We should remember that it was the states that ended Alcohol Prohibition. It began just as this is beginning, and went up quite quickly to the Federal level. I am not sure that this will happen the same way. Look for this: When it becomes politically dangerous to be anti-Marijuana. It will happen quicker with Representatives, because of their smaller concentrated populations, district by di! strict. I think this will drive the Senate to change as well.

But the opposition may be so bitter, that it is one of the first of the new development trends shifting power to the states. This is going to depend on what the Obama administration does.

A record 48 percent of Americans support legalizing small amounts of marijuana for personal use, just one week after three states voted to legalize the drug under some conditions – including Colorado and Washington's historic votes to allow the personal use and sale of pot.

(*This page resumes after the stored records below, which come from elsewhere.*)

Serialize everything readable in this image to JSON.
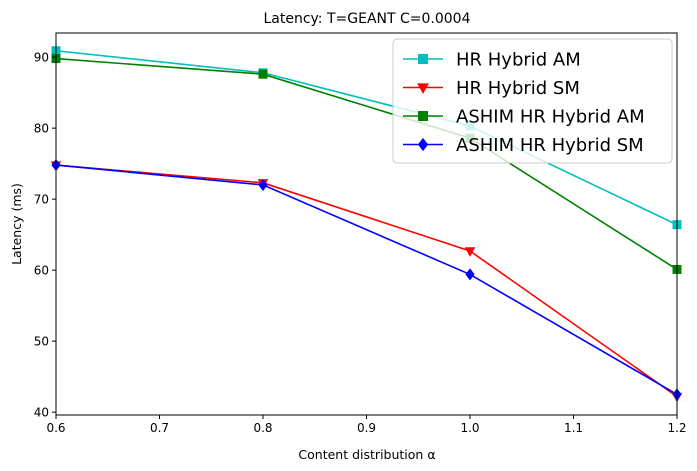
{
  "chart_data": {
    "type": "line",
    "title": "Latency: T=GEANT C=0.0004",
    "xlabel": "Content distribution α",
    "ylabel": "Latency (ms)",
    "x": [
      0.6,
      0.8,
      1.0,
      1.2
    ],
    "xlim": [
      0.6,
      1.2
    ],
    "ylim": [
      39.6,
      93.4
    ],
    "xticks": [
      0.6,
      0.7,
      0.8,
      0.9,
      1.0,
      1.1,
      1.2
    ],
    "xtick_labels": [
      "0.6",
      "0.7",
      "0.8",
      "0.9",
      "1.0",
      "1.1",
      "1.2"
    ],
    "yticks": [
      40,
      50,
      60,
      70,
      80,
      90
    ],
    "ytick_labels": [
      "40",
      "50",
      "60",
      "70",
      "80",
      "90"
    ],
    "grid": false,
    "legend_position": "top-right",
    "series": [
      {
        "name": "HR Hybrid AM",
        "color": "#00bfbf",
        "marker": "square",
        "values": [
          90.9,
          87.8,
          80.3,
          66.4
        ]
      },
      {
        "name": "HR Hybrid SM",
        "color": "#ff0000",
        "marker": "triangle-down",
        "values": [
          74.8,
          72.3,
          62.7,
          42.2
        ]
      },
      {
        "name": "ASHIM HR Hybrid AM",
        "color": "#008000",
        "marker": "square",
        "values": [
          89.8,
          87.6,
          78.6,
          60.1
        ]
      },
      {
        "name": "ASHIM HR Hybrid SM",
        "color": "#0000ff",
        "marker": "diamond",
        "values": [
          74.8,
          72.0,
          59.4,
          42.5
        ]
      }
    ]
  }
}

Still, half of those surveyed said they opposed ‘legalizing the possession of small amounts of marijuana for personal use,” according to the poll from ABC News and The Washington Post. Furthermore, nearly four in 10 Americans report being “strongly opposed” to legalization – 11 percentage points higher than those who say they “strongly support” allowing personal use.

But support is up from only 22 percent in 1997, and the 48 percent who say they support legalization is the most in the history of the poll.

Legalization had mixed success at the polls last week. While Colorado approved a constitutional amendment that would allow the sale of marijuana – and directs tax revenues to school construction – by some 10 percent, Oregon rejected a similar measurement by 8 percentage points.

Washington state also legalized possession and use for adults over the age of 21, and Massachusetts approved medical marijuana, but Arkansas rejected a medical marijuana ballot issue 51-49 percent. In Montana, restrictions on the distribution of medical marijuana were upheld by a 57-43 percent margin.

Marijuana possession and sale remain illegal under federal law, so it remains unclear how or if states will go about implementing the recently passed ballot initiatives.

Phi Beta Iota:  Crime is good business for politics — it creates opportunities to spend money endlessly doing the wrong things, always getting a 5% kick-back.  The citizens that oppose marijuana legalization do so out of inbred ignorance — they have been so programmed by government and media propaganda that keeps the drug trade alive (the primary source of both Wall Street liquidity and anything goes political campaign contribution), they have lost the ability to think for themselves.  These are people who would stop for a stop sign in the middle oft he desert on a clear day.